Following the purification and proliferation of rHVT/Y280, we assessed its vaccine efficacy. In 3 wpv, the HI titer for rHVT/Y280 (6.8 ± 1.2) was comparable to that of the inactivated H9N2/Y439 (6.6 ± 0.7), but without significant difference (p > 0.05), and slightly lower than that of the inactivated H9N2/Y280 (8.5 ± 1.5). These findings suggest that rHVT/Y280 could induce robust humoral immunity.
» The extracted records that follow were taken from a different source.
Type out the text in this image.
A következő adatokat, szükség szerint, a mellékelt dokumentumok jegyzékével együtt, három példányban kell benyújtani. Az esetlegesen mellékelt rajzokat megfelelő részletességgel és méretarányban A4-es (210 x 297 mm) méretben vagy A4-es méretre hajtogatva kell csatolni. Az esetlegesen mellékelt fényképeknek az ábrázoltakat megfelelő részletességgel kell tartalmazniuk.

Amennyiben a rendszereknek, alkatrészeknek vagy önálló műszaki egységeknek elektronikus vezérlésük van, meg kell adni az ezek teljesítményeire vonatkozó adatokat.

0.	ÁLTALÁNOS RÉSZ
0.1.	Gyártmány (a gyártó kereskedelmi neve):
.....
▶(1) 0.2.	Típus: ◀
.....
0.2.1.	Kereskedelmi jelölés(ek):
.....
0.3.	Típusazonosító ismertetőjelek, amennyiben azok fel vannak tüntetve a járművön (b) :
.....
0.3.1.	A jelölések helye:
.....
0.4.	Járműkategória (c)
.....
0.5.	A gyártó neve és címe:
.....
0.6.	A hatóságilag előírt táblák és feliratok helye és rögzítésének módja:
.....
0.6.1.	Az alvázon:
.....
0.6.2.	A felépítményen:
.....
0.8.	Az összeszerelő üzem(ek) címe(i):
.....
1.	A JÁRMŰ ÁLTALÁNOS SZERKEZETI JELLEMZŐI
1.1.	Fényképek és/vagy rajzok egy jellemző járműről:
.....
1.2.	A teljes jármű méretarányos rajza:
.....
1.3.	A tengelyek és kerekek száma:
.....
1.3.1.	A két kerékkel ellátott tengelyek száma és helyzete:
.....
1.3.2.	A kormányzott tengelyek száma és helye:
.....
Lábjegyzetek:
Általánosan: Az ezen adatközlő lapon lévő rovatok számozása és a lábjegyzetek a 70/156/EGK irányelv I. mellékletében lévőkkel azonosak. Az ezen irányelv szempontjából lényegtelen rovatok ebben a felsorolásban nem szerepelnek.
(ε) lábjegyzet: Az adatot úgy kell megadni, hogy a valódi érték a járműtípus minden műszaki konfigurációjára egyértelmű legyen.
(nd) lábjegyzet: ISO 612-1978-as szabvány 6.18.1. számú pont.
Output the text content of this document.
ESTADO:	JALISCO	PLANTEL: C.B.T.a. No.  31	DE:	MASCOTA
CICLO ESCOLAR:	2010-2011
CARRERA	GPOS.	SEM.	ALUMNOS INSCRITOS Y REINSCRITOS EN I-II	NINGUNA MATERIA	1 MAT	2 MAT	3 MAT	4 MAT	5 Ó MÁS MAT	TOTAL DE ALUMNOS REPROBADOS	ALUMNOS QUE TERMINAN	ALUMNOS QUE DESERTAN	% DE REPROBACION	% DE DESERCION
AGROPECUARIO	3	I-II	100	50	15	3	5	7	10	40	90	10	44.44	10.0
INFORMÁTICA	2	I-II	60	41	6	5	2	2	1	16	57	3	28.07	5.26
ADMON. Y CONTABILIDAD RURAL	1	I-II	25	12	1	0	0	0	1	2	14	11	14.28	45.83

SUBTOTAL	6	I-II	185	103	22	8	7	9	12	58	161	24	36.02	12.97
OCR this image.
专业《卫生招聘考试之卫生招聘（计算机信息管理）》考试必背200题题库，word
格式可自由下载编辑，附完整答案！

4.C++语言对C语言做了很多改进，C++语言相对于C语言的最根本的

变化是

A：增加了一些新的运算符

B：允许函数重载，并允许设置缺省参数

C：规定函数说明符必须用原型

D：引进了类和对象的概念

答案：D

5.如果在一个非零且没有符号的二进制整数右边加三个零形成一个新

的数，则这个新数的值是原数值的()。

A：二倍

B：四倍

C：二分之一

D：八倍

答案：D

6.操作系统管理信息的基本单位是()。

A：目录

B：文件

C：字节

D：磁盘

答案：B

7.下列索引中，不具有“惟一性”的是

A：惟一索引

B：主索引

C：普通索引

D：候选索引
Our findings indicate that virus shedding was absent in OP and CL samples from chickens vaccinated with rHVT/Y280 and inactivated H9N2/Y280 at 5 dpi. This suggests complete suppression of the virus in the upper respiratory and intestinal tracts. Conversely, the virus was detectable in most OP and CL samples in chickens immunized with inactivated H9N2/Y439, indicating that this inactivated vaccine was ineffective in preventing and controlling the virus. A similar pattern was observed in tissue samples, with the virus being undetectable in most samples from the rHVT/Y280 and inactivated H9N2/Y280 groups. However, in the inactivated H9N2/Y439 group, the virus was present in a significant portion of the tissue samples. These results demonstrate that inactivated H9N2/Y439 is no longer effective in providing protection against H9N2/Y280, primarily due to antigenic mismatch. Y280 represents a new lineage of H9N2, underscoring the necessity of developing new vaccines that match emerging viruses. In this study, the inactivated H9N2/Y280 vaccine provided complete protection, as did the rHVT/Y280 containing H9N2/Y280-HA.

5. Conclusions

In conclusion, the recombinant rHVT/Y280 was successfully constructed using the NHEJ-CRISPR/Cas9 gene-editing technology. Following vaccination, the rHVT/Y280 elicited strong humoral immunity, offering substantial protection against H9N2/Y280 strain A21-MRA-003 following a challenge of 2 × 10⁷ EID₅₀. Thus, rHVT/Y280 effectively protected chickens from H9N2/Y280 infection, suggesting its potential as a live vaccine candidate against H9N2/Y280.